こんな状況で、こんな状態でそれを聞いてしまった。 ズルをしたようにも感じるし、正攻法では確実にないその方法で。 俺の所為ではないとみんなは言うかも知れないが、今まで目を敢えて逸らしていた俺の責任だ。


気付こうと思えば、分かろうと思えば、クレアが最初にその仕草を見せたあの大晦日の日に、分かれたはずなのに。 分かろうとせず、気付こうとせず、距離を置き続けた結果がこれだ。 今更、何を言ってもそれは戻ってこない。


クレアはずっと、俺に目を向けてくれていた。 そんなクレアと目を合わせなかったのは……俺だ。


「なんだ、クレアが成瀬のことを好きだという話か?」


「お前も聞いてたのか? クレアのこと」


「いいや、私は誰からもそんな話は聞いていない」


ん……? だとすると、どうして知っているんだ? そう疑問に思い、かと言って何かを言うこともできない俺に向け、柊木は続ける。

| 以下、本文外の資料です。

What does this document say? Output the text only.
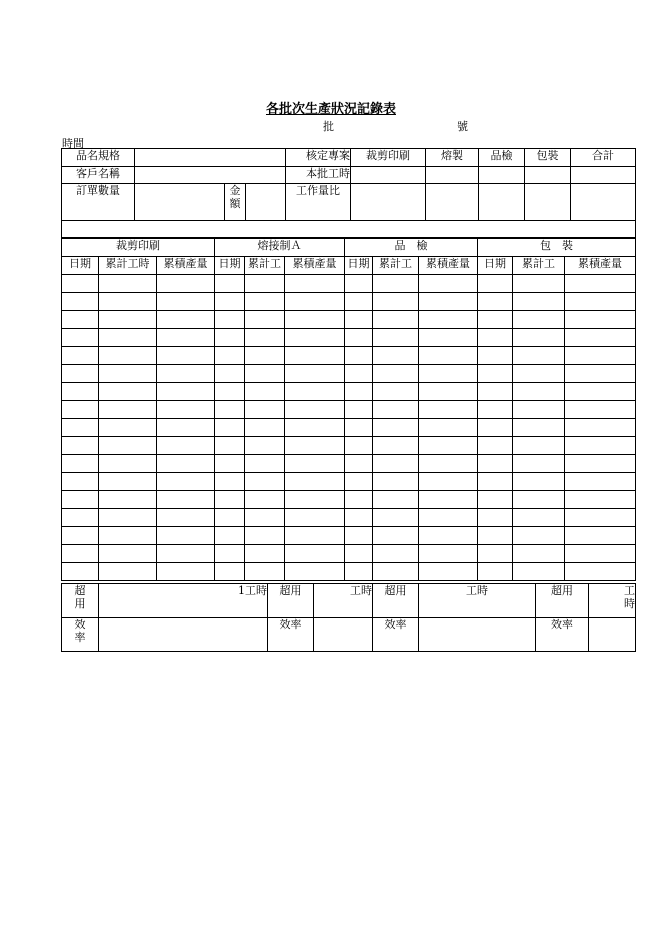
各批次生產狀況記錄表
批	號
時間
品名規格				核定專案	裁剪印刷	熔製	品檢	包裝	合計
客戶名稱				本批工時					
訂單數量		金額		工作量比					

裁剪印刷			熔接制Ａ			品　檢			包　裝		
日期	累計工時	累積產量	日期	累計工	累積產量	日期	累計工	累積產量	日期	累計工	累積產量

超用	1工時	超用	工時	超用	工時	超用	工時
效率		效率		效率		效率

「あんなの、傍目から見ればすぐに分かるだろう。 気付いていなかったのはお前だけだ、馬鹿が」


周りから見て、それほどまでに分かりやすかったってことか。 それでも目を逸らしていた俺は、まさに柊木が言う通り馬鹿だな。 守るとか、傷付けたくないとか言っておいて、一番あいつを傷付けていたのは俺だ。


「……どうすりゃ良いんだろうな、クレアのこと」


「悩む必要はない。 簡単なことだ」


俺の呟きに、柊木は笑って言う。


「簡単? どういう意味だ?」


言葉の意味が分からずに俺は問い返すも、柊木は笑みを崩すことはしない。


「その前に、ひとつ確認だ。 成瀬、クレアと付き合うつもりは?」


「……ねえよ。 あいつとは、友達で居るのが正しいんだ。 それが最善だと思う」


それを聞いた柊木は、そのまま俺の目の前に指を一本突き出して、続けた。


「ならば、お前の得意な嘘を吐け。 今回の『課題』が終わるまでの間、クレアを騙して付き合えば良い。 簡単だろ?」


柊木雀は、俺にそう提案したのだ。